The subtext is administrative as much as moral. “Each morning’s letters” signals the machinery of institution and crisis: complaints, conflicts, failures, quiet scandals, parish worries, political pressure. Fisher turns what could sound like drudgery into a kind of moral liturgy. The trick is how he normalizes confrontation. Evil isn’t an apocalyptic force; it’s the day’s specific, actionable problem. That framing lowers the drama and raises the responsibility.

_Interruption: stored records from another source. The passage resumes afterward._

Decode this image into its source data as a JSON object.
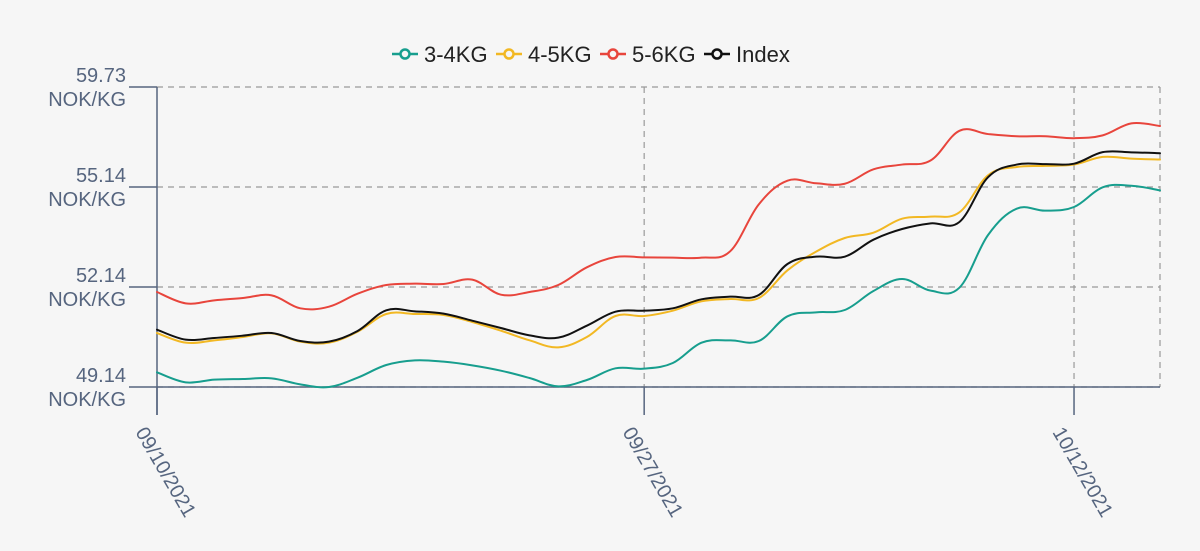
{
  "chart_data": {
    "type": "line",
    "title": "",
    "xlabel": "",
    "ylabel": "",
    "legend_position": "top-center",
    "grid": true,
    "x_ticks": [
      "09/10/2021",
      "09/27/2021",
      "10/12/2021"
    ],
    "y_ticks": [
      {
        "value": 49.14,
        "label": "49.14",
        "unit": "NOK/KG"
      },
      {
        "value": 52.14,
        "label": "52.14",
        "unit": "NOK/KG"
      },
      {
        "value": 55.14,
        "label": "55.14",
        "unit": "NOK/KG"
      },
      {
        "value": 59.73,
        "label": "59.73",
        "unit": "NOK/KG"
      }
    ],
    "x": [
      "2021-09-10",
      "2021-09-11",
      "2021-09-12",
      "2021-09-13",
      "2021-09-14",
      "2021-09-15",
      "2021-09-16",
      "2021-09-17",
      "2021-09-18",
      "2021-09-19",
      "2021-09-20",
      "2021-09-21",
      "2021-09-22",
      "2021-09-23",
      "2021-09-24",
      "2021-09-25",
      "2021-09-26",
      "2021-09-27",
      "2021-09-28",
      "2021-09-29",
      "2021-09-30",
      "2021-10-01",
      "2021-10-02",
      "2021-10-03",
      "2021-10-04",
      "2021-10-05",
      "2021-10-06",
      "2021-10-07",
      "2021-10-08",
      "2021-10-09",
      "2021-10-10",
      "2021-10-11",
      "2021-10-12",
      "2021-10-13",
      "2021-10-14",
      "2021-10-15"
    ],
    "series": [
      {
        "name": "3-4KG",
        "color": "#179e8e",
        "values": [
          49.58,
          49.28,
          49.36,
          49.38,
          49.4,
          49.22,
          49.14,
          49.42,
          49.8,
          49.94,
          49.9,
          49.79,
          49.63,
          49.41,
          49.16,
          49.35,
          49.7,
          49.69,
          49.86,
          50.47,
          50.54,
          50.52,
          51.26,
          51.38,
          51.45,
          52.02,
          52.38,
          52.03,
          52.12,
          53.7,
          54.49,
          54.43,
          54.54,
          55.13,
          55.2,
          55.04
        ]
      },
      {
        "name": "4-5KG",
        "color": "#f2b823",
        "values": [
          50.76,
          50.47,
          50.54,
          50.64,
          50.75,
          50.5,
          50.47,
          50.8,
          51.33,
          51.33,
          51.3,
          51.09,
          50.83,
          50.54,
          50.33,
          50.64,
          51.27,
          51.27,
          51.43,
          51.71,
          51.78,
          51.81,
          52.64,
          53.2,
          53.61,
          53.77,
          54.19,
          54.25,
          54.38,
          55.68,
          56.06,
          56.11,
          56.17,
          56.52,
          56.44,
          56.4
        ]
      },
      {
        "name": "5-6KG",
        "color": "#e8453c",
        "values": [
          51.99,
          51.65,
          51.74,
          51.81,
          51.89,
          51.5,
          51.55,
          51.94,
          52.2,
          52.24,
          52.23,
          52.36,
          51.91,
          51.99,
          52.2,
          52.73,
          53.04,
          53.03,
          53.02,
          53.02,
          53.21,
          54.62,
          55.43,
          55.31,
          55.29,
          55.95,
          56.17,
          56.36,
          57.72,
          57.57,
          57.47,
          57.47,
          57.38,
          57.51,
          58.06,
          57.94
        ]
      },
      {
        "name": "Index",
        "color": "#111111",
        "values": [
          50.86,
          50.56,
          50.61,
          50.68,
          50.76,
          50.52,
          50.5,
          50.82,
          51.44,
          51.41,
          51.34,
          51.13,
          50.91,
          50.69,
          50.62,
          50.98,
          51.4,
          51.43,
          51.5,
          51.77,
          51.85,
          51.9,
          52.83,
          53.05,
          53.05,
          53.56,
          53.88,
          54.05,
          54.09,
          55.59,
          56.17,
          56.19,
          56.21,
          56.74,
          56.73,
          56.69
        ]
      }
    ],
    "ylim": [
      49.14,
      59.73
    ]
  }
}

Context matters: Fisher’s career spans two world wars and culminates in the postwar period when the Church of England is renegotiating its authority amid a changing welfare state and fading deference. In that environment, “interest” in letters isn’t curiosity; it’s survival, a commitment to governance as pastoral care. Even the echo of the biblical “sufficient unto the day is the evil thereof” works as a quiet thesis: don’t romanticize holiness. Measure it by whether you showed up this morning, read what people wrote, and chose to engage rather than retreat.

Quote Details

TopicMotivational
SourceHelp us find the source
CiteCite this Quote

Citation Formats

APA Style (7th ed.)
Fisher, Geoffrey. (n.d.). I have asked myself once or twice lately what was my natural bent. I have no doubt at all: It is to look at each day for the evil of that day and have a go at it, and that is why I have never failed to have an acute interest in each morning's letters. FixQuotes. https://fixquotes.com/quotes/i-have-asked-myself-once-or-twice-lately-what-was-167460/

Chicago Style
Fisher, Geoffrey. "I have asked myself once or twice lately what was my natural bent. I have no doubt at all: It is to look at each day for the evil of that day and have a go at it, and that is why I have never failed to have an acute interest in each morning's letters." FixQuotes. Accessed February 2, 2026. https://fixquotes.com/quotes/i-have-asked-myself-once-or-twice-lately-what-was-167460/.

MLA Style (9th ed.)
"I have asked myself once or twice lately what was my natural bent. I have no doubt at all: It is to look at each day for the evil of that day and have a go at it, and that is why I have never failed to have an acute interest in each morning's letters." FixQuotes, https://fixquotes.com/quotes/i-have-asked-myself-once-or-twice-lately-what-was-167460/. Accessed 2 Feb. 2026.

More Quotes by Geoffrey Add to List
Look each day for the evil of that day and act
Click to enlarge Portrait | Landscape

About the Author

United Kingdom Flag

Geoffrey Fisher (May 5, 1887 - September 15, 1972) was a Clergyman from United Kingdom.